The Philippines perhaps has the biggest beauty pageant fandom in the universe. Beauty culture has empowered all kinds of people from all places and race and in far more liberating ways. There is no more liberating than for me to witness the rise of one of La Trinidad’s respected trans queen.
I am a fan of my trans-friend who won almost 10 titles in different local and regional gay pageants in just two years. She also become a handler of beauty stunners, organized the grandest pageant, and then become a beauty salon owner.
My trans-friend first came to La Trinidad, oppressed by a brewing modernity. It looks very unfamiliar from the poor province she came from. The ladies are showing bare calves, noisy workers hauling vegetables, and the traffic. There were laborers drilling holes in the pavement, cutting trees to have room for buildings, crashing the poor man’s store to widen the roads, knocking down buildings to provide space for malls. The procession of shops, food courts, garbage, salons, and cheap bars line up in a parade of worldly wealth. She never thought that one day, she will have a piece of strawberry in this country’s salad bowl.
My trans-friend tried to enroll in a university but was drained by ceaseless years of studying, and endless requirements that sapped her creativity. She was consumed by working from part-time to full time just to feed herself and pay her rent. She first worked as an assistant make-up artist. But she was caught up in the glamorous life, easy cash, and dramas of trans-queens that she shifted her dreams and tried her luck in the beauty pageants instead. It was destiny falling like gold confetti from the ceiling, she had her first crown in a local beauty pageant, the crown was studded with pretentious jewels, but this beauty diadem remarked her almost like a bachelor’s diploma.
Since then, her success came unprecedented, the sash, flowers, tiaras, crowns, and cash. And as if those weren’t enough, she opened a beauty salon. It is a legacy – the insignia won in her life time battle. It would take many years, even decades of working as an assistant make-up artist, or even painstaking work of some hair dresser before someone could make a name in this beauty industry. This is the dream of many of her kind. Her arrival shook the gays of La Trinidad from its stupor but nonetheless become an inspiration to many.

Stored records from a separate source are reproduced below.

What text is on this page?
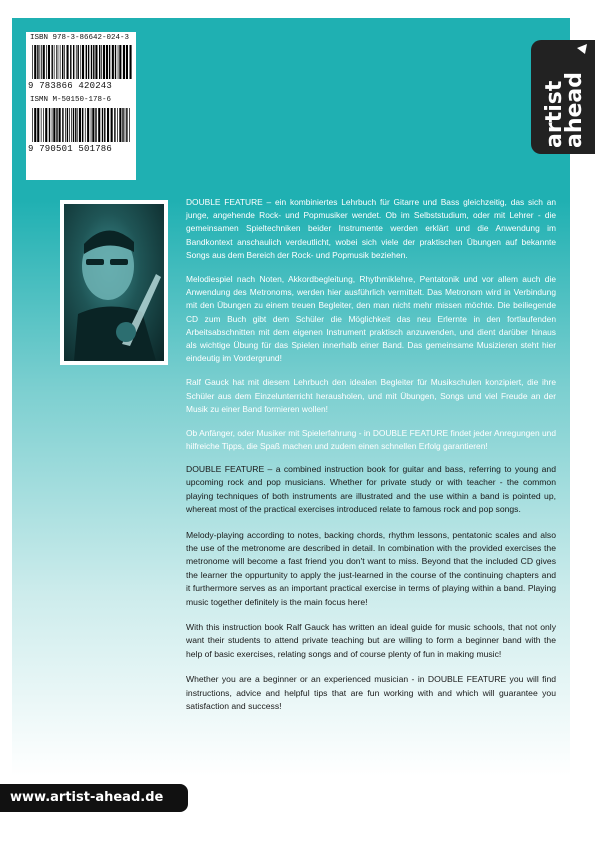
ISBN 978-3-86642-024-3
9 783866 420243
ISMN M-50150-178-6
9 790501 501786
artist
ahead

DOUBLE FEATURE – ein kombiniertes Lehrbuch für Gitarre und Bass gleichzeitig, das sich an junge, angehende Rock- und Popmusiker wendet. Ob im Selbststudium, oder mit Lehrer - die gemeinsamen Spieltechniken beider Instrumente werden erklärt und die Anwendung im Bandkontext anschaulich verdeutlicht, wobei sich viele der praktischen Übungen auf bekannte Songs aus dem Bereich der Rock- und Popmusik beziehen.

Melodiespiel nach Noten, Akkordbegleitung, Rhythmiklehre, Pentatonik und vor allem auch die Anwendung des Metronoms, werden hier ausführlich vermittelt. Das Metronom wird in Verbindung mit den Übungen zu einem treuen Begleiter, den man nicht mehr missen möchte. Die beiliegende CD zum Buch gibt dem Schüler die Möglichkeit das neu Erlernte in den fortlaufenden Arbeitsabschnitten mit dem eigenen Instrument praktisch anzuwenden, und dient darüber hinaus als wichtige Übung für das Spielen innerhalb einer Band. Das gemeinsame Musizieren steht hier eindeutig im Vordergrund!

Ralf Gauck hat mit diesem Lehrbuch den idealen Begleiter für Musikschulen konzipiert, die ihre Schüler aus dem Einzelunterricht herausholen, und mit Übungen, Songs und viel Freude an der Musik zu einer Band formieren wollen!

Ob Anfänger, oder Musiker mit Spielerfahrung - in DOUBLE FEATURE findet jeder Anregungen und hilfreiche Tipps, die Spaß machen und zudem einen schnellen Erfolg garantieren!

DOUBLE FEATURE – a combined instruction book for guitar and bass, referring to young and upcoming rock and pop musicians. Whether for private study or with teacher - the common playing techniques of both instruments are illustrated and the use within a band is pointed up, whereat most of the practical exercises introduced relate to famous rock and pop songs.

Melody-playing according to notes, backing chords, rhythm lessons, pentatonic scales and also the use of the metronome are described in detail. In combination with the provided exercises the metronome will become a fast friend you don't want to miss. Beyond that the included CD gives the learner the oppurtunity to apply the just-learned in the course of the continuing chapters and it furthermore serves as an important practical exercise in terms of playing within a band. Playing music together definitely is the main focus here!

With this instruction book Ralf Gauck has written an ideal guide for music schools, that not only want their students to attend private teaching but are willing to form a beginner band with the help of basic exercises, relating songs and of course plenty of fun in making music!

Whether you are a beginner or an experienced musician - in DOUBLE FEATURE you will find instructions, advice and helpful tips that are fun working with and which will guarantee you satisfaction and success!

www.artist-ahead.de
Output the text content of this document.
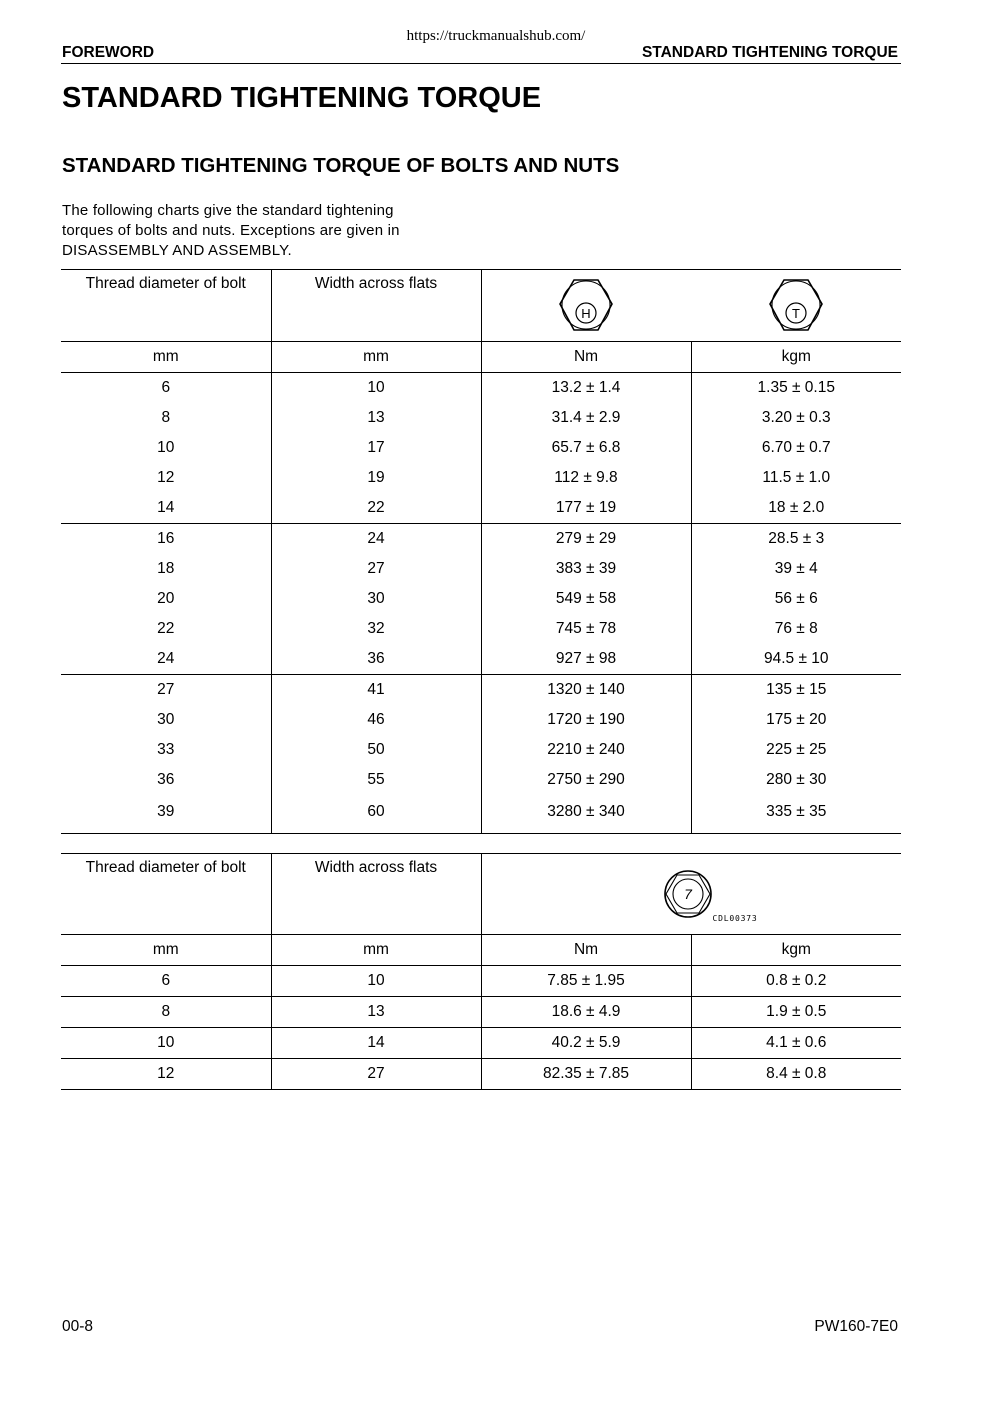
https://truckmanualshub.com/
FOREWORD	STANDARD TIGHTENING TORQUE
STANDARD TIGHTENING TORQUE
STANDARD TIGHTENING TORQUE OF BOLTS AND NUTS
The following charts give the standard tightening
torques of bolts and nuts. Exceptions are given in
DISASSEMBLY AND ASSEMBLY.
Thread diameter of bolt	Width across flats	H T	

mm	mm	Nm	kgm
6	10	13.2 ± 1.4	1.35 ± 0.15
8	13	31.4 ± 2.9	3.20 ± 0.3
10	17	65.7 ± 6.8	6.70 ± 0.7
12	19	112 ± 9.8	11.5 ± 1.0
14	22	177 ± 19	18 ± 2.0
16	24	279 ± 29	28.5 ± 3
18	27	383 ± 39	39 ± 4
20	30	549 ± 58	56 ± 6
22	32	745 ± 78	76 ± 8
24	36	927 ± 98	94.5 ± 10
27	41	1320 ± 140	135 ± 15
30	46	1720 ± 190	175 ± 20
33	50	2210 ± 240	225 ± 25
36	55	2750 ± 290	280 ± 30
39	60	3280 ± 340	335 ± 35
Thread diameter of bolt	Width across flats	7
CDL00373	

mm	mm	Nm	kgm
6	10	7.85 ± 1.95	0.8 ± 0.2
8	13	18.6 ± 4.9	1.9 ± 0.5
10	14	40.2 ± 5.9	4.1 ± 0.6
12	27	82.35 ± 7.85	8.4 ± 0.8
00-8	PW160-7E0
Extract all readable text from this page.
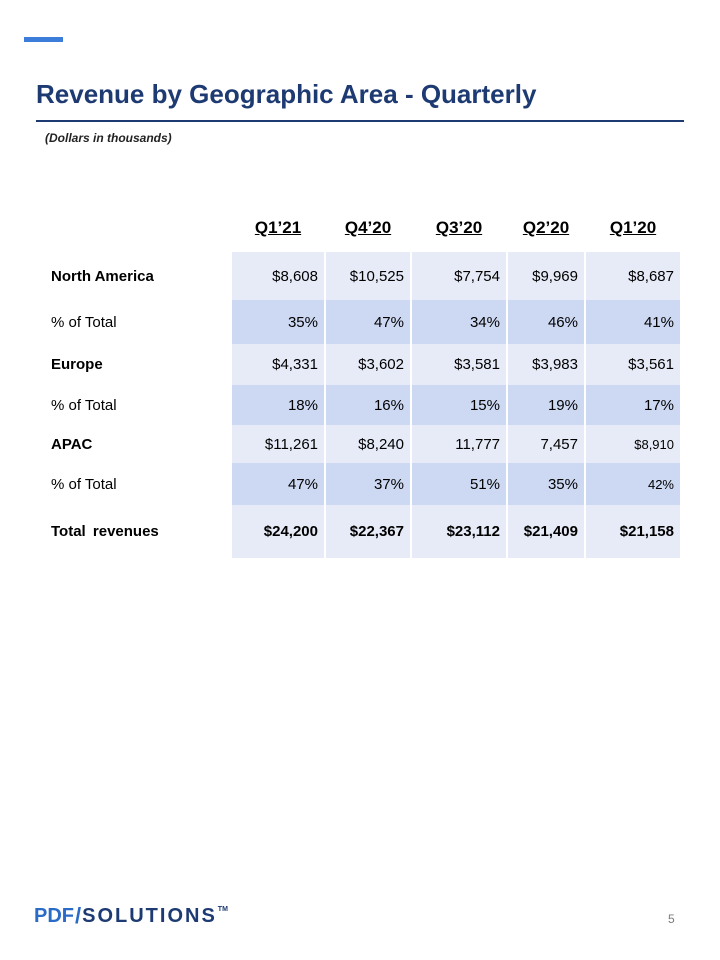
Revenue by Geographic Area - Quarterly
(Dollars in thousands)
	Q1’21	Q4’20	Q3’20	Q2’20	Q1’20
North America	$8,608	$10,525	$7,754	$9,969	$8,687
% of Total	35%	47%	34%	46%	41%
Europe	$4,331	$3,602	$3,581	$3,983	$3,561
% of Total	18%	16%	15%	19%	17%
APAC	$11,261	$8,240	11,777	7,457	$8,910
% of Total	47%	37%	51%	35%	42%
Total revenues	$24,200	$22,367	$23,112	$21,409	$21,158
PDF / SOLUTIONS TM
5
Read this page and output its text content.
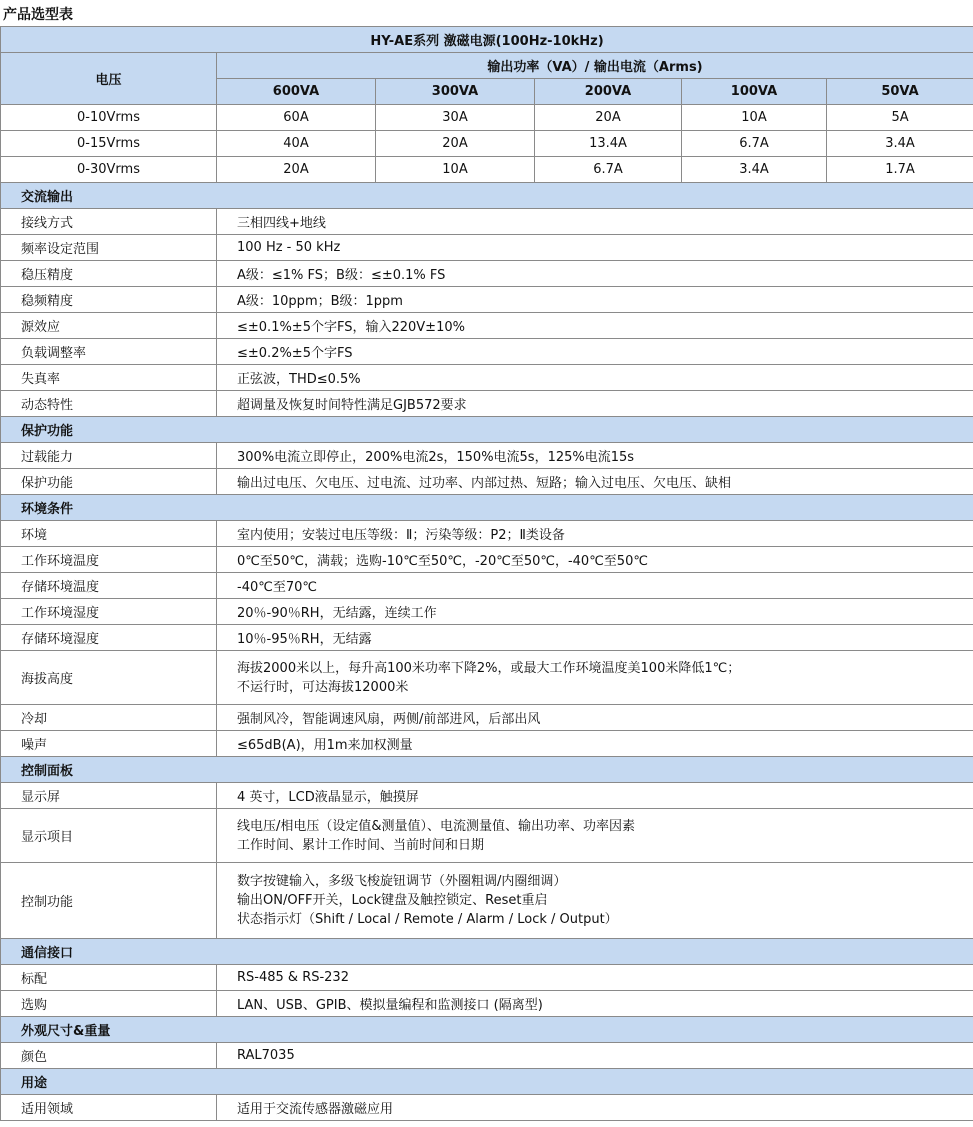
产品选型表
HY-AE系列 激磁电源(100Hz-10kHz)					
电压	输出功率（VA）/ 输出电流（Arms)				
	600VA	300VA	200VA	100VA	50VA
0-10Vrms	60A	30A	20A	10A	5A
0-15Vrms	40A	20A	13.4A	6.7A	3.4A
0-30Vrms	20A	10A	6.7A	3.4A	1.7A
交流输出					
接线方式	三相四线+地线				

频率设定范围	100 Hz - 50 kHz				

稳压精度	A级：≤1% FS；B级：≤±0.1% FS				

稳频精度	A级：10ppm；B级：1ppm				

源效应	≤±0.1%±5个字FS，输入220V±10%				

负载调整率	≤±0.2%±5个字FS				

失真率	正弦波，THD≤0.5%				

动态特性	超调量及恢复时间特性满足GJB572要求				

保护功能					
过载能力	300%电流立即停止，200%电流2s，150%电流5s，125%电流15s				

保护功能	输出过电压、欠电压、过电流、过功率、内部过热、短路；输入过电压、欠电压、缺相				

环境条件					
环境	室内使用；安装过电压等级：Ⅱ；污染等级：P2；Ⅱ类设备				

工作环境温度	0℃至50℃，满载；选购-10℃至50℃，-20℃至50℃，-40℃至50℃				

存储环境温度	-40℃至70℃				

工作环境湿度	20％-90％RH，无结露，连续工作				

存储环境湿度	10％-95％RH，无结露				

海拔高度	海拔2000米以上，每升高100米功率下降2%，或最大工作环境温度美100米降低1℃；
不运行时，可达海拔12000米				

冷却	强制风冷，智能调速风扇，两侧/前部进风，后部出风				

噪声	≤65dB(A)，用1m来加权测量				

控制面板					
显示屏	4 英寸，LCD液晶显示，触摸屏				

显示项目	线电压/相电压（设定值&测量值）、电流测量值、输出功率、功率因素
工作时间、累计工作时间、当前时间和日期				

控制功能	数字按键输入，多级飞梭旋钮调节（外圈粗调/内圈细调）
输出ON/OFF开关，Lock键盘及触控锁定、Reset重启
状态指示灯（Shift / Local / Remote / Alarm / Lock / Output）				

通信接口					
标配	RS-485 & RS-232				

选购	LAN、USB、GPIB、模拟量编程和监测接口 (隔离型)				

外观尺寸&重量					
颜色	RAL7035				

用途					
适用领域	适用于交流传感器激磁应用				
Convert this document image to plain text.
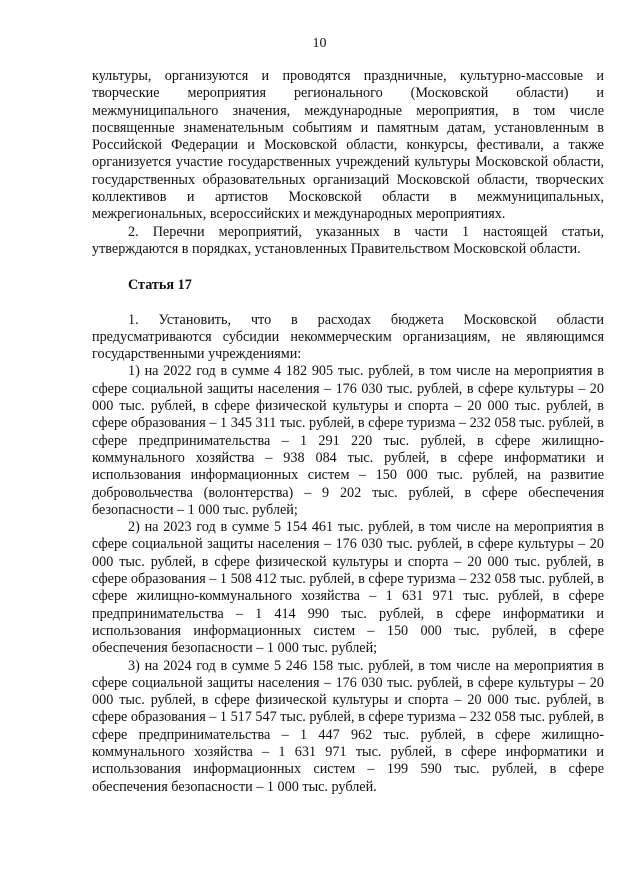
10

культуры, организуются и проводятся праздничные, культурно-массовые и творческие мероприятия регионального (Московской области) и межмуниципального значения, международные мероприятия, в том числе посвященные знаменательным событиям и памятным датам, установленным в Российской Федерации и Московской области, конкурсы, фестивали, а также организуется участие государственных учреждений культуры Московской области, государственных образовательных организаций Московской области, творческих коллективов и артистов Московской области в межмуниципальных, межрегиональных, всероссийских и международных мероприятиях.

2. Перечни мероприятий, указанных в части 1 настоящей статьи, утверждаются в порядках, установленных Правительством Московской области.

Статья 17

1. Установить, что в расходах бюджета Московской области предусматриваются субсидии некоммерческим организациям, не являющимся государственными учреждениями:

1) на 2022 год в сумме 4 182 905 тыс. рублей, в том числе на мероприятия в сфере социальной защиты населения – 176 030 тыс. рублей, в сфере культуры – 20 000 тыс. рублей, в сфере физической культуры и спорта – 20 000 тыс. рублей, в сфере образования – 1 345 311 тыс. рублей, в сфере туризма – 232 058 тыс. рублей, в сфере предпринимательства – 1 291 220 тыс. рублей, в сфере жилищно-коммунального хозяйства – 938 084 тыс. рублей, в сфере информатики и использования информационных систем – 150 000 тыс. рублей, на развитие добровольчества (волонтерства) – 9 202 тыс. рублей, в сфере обеспечения безопасности – 1 000 тыс. рублей;

2) на 2023 год в сумме 5 154 461 тыс. рублей, в том числе на мероприятия в сфере социальной защиты населения – 176 030 тыс. рублей, в сфере культуры – 20 000 тыс. рублей, в сфере физической культуры и спорта – 20 000 тыс. рублей, в сфере образования – 1 508 412 тыс. рублей, в сфере туризма – 232 058 тыс. рублей, в сфере жилищно-коммунального хозяйства – 1 631 971 тыс. рублей, в сфере предпринимательства – 1 414 990 тыс. рублей, в сфере информатики и использования информационных систем – 150 000 тыс. рублей, в сфере обеспечения безопасности – 1 000 тыс. рублей;

3) на 2024 год в сумме 5 246 158 тыс. рублей, в том числе на мероприятия в сфере социальной защиты населения – 176 030 тыс. рублей, в сфере культуры – 20 000 тыс. рублей, в сфере физической культуры и спорта – 20 000 тыс. рублей, в сфере образования – 1 517 547 тыс. рублей, в сфере туризма – 232 058 тыс. рублей, в сфере предпринимательства – 1 447 962 тыс. рублей, в сфере жилищно-коммунального хозяйства – 1 631 971 тыс. рублей, в сфере информатики и использования информационных систем – 199 590 тыс. рублей, в сфере обеспечения безопасности – 1 000 тыс. рублей.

Ten years ago, she lived an impoverished life. Now, even at a young age, my friend has achieved success. But the stardom of most trans-queens or gay pageant titlists is short-lived. To some, this spectacle could just be an icing on a cake, a dump of garbage in front of salons in La Trinidad; but to my friend, pageants are their life. It is a miracle not all who dared to pursue their passion are destined to achieve.